That outburst betrayed him. This young man from the north country was very human after all, she decided.
"I have said before, this is a campaign of honesty. Your grandfather did ask me to talk to you. I didn't have the heart to refuse him, for I'm very fond of him."
It was an acknowledgment that stung his pride. But more than all, it stirred that vague rancor he had felt the first time he had seen Linton appropriate her.
He did not choose gallant words for reply.
"He has set you on me, has he, to pull me away from what I think is right? He wants me to be like the rest of 'em, eh? I can be an understudy for Herbert Linton and an errand boy for the State machine! I didn't think, Miss Presson, that you—"

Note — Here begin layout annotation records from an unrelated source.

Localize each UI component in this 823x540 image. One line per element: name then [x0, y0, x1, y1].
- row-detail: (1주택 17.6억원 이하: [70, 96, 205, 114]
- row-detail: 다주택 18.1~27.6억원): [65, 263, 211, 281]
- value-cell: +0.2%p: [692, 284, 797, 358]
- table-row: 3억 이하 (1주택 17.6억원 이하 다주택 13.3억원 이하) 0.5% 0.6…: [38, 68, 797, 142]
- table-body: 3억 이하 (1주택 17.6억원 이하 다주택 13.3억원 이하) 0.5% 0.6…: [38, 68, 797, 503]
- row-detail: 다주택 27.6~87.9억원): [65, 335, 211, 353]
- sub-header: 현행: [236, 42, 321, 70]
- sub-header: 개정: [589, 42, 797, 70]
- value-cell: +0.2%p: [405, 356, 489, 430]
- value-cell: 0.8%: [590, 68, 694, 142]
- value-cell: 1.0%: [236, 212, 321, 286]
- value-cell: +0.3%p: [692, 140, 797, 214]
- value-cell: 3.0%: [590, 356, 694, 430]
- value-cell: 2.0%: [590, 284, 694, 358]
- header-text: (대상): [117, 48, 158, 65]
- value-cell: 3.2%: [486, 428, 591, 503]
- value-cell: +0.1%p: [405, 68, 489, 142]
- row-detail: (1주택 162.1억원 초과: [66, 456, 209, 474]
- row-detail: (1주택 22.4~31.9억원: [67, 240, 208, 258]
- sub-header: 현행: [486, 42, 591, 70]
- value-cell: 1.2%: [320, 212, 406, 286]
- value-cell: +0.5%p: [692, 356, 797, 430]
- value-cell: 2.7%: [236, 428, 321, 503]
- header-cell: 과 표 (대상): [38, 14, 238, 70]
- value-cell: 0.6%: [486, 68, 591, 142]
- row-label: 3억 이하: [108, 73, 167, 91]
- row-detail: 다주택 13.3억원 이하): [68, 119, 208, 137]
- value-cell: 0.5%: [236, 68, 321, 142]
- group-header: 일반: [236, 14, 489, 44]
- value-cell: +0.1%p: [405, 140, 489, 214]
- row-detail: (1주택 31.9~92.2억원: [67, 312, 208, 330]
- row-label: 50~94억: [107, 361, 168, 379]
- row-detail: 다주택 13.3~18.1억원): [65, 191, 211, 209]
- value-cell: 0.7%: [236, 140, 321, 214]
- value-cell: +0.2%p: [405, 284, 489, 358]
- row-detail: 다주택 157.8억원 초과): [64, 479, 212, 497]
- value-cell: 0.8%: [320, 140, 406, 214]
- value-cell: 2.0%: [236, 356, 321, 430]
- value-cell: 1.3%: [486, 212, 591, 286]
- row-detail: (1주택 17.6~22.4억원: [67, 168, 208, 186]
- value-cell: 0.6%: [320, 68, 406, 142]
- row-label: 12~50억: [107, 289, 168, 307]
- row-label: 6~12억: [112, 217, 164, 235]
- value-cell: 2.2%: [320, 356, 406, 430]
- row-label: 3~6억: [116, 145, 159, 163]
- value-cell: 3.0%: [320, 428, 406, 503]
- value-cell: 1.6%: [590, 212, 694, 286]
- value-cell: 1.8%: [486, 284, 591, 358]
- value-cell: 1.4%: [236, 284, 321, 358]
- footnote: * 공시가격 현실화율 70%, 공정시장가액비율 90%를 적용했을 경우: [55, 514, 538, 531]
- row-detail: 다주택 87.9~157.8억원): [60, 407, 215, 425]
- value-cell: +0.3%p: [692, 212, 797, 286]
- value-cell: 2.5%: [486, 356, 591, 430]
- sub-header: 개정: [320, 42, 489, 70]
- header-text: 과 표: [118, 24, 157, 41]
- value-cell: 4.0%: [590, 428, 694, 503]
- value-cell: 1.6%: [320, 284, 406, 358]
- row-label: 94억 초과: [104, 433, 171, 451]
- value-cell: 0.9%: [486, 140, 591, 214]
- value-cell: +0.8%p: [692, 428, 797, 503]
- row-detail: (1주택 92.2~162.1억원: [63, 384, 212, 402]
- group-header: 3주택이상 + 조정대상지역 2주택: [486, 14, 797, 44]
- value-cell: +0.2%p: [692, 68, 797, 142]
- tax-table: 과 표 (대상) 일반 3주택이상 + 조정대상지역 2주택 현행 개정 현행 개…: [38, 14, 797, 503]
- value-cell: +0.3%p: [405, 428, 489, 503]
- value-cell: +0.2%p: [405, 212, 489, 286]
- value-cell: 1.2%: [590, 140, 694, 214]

"You'd better not go any further, Mr. Harlan Thornton. My affection for an old man who has set his heart on your success has brought me into this affair, and I assure you I don't enjoy the situation. You are not asked to betray any one, or desert any high moral pinnacle, or do anything else that the moralists say all these fine things about without knowing what they mean half the time. You are reminded of this: that there's only one General Waymouth. There's a sudden big call for him because factions have got into a row with each other. Folks will rally around him for a little while—it's a sort of revival sentiment. But you are not a General Waymouth. He'll be excused by sentiment, you'll simply be branded as one of the common run of ramrodders who try to achieve the impossible with human nature—a disturbing element in State politics—and your career will be spoiled. Now I've delivered my message, and done what I promised your grandfather I'd do."
She turned her horse, and started him back toward town.
There was silence between them for a time.
"So, if I weren't Thelismer Thornton's grandson you wouldn't take any interest in me at all?" he inquired, sourly.
"A very impudent and unnecessary question, Mr. Harlan Thornton. I'm afraid your grandfather is right—you have stayed in the woods too long."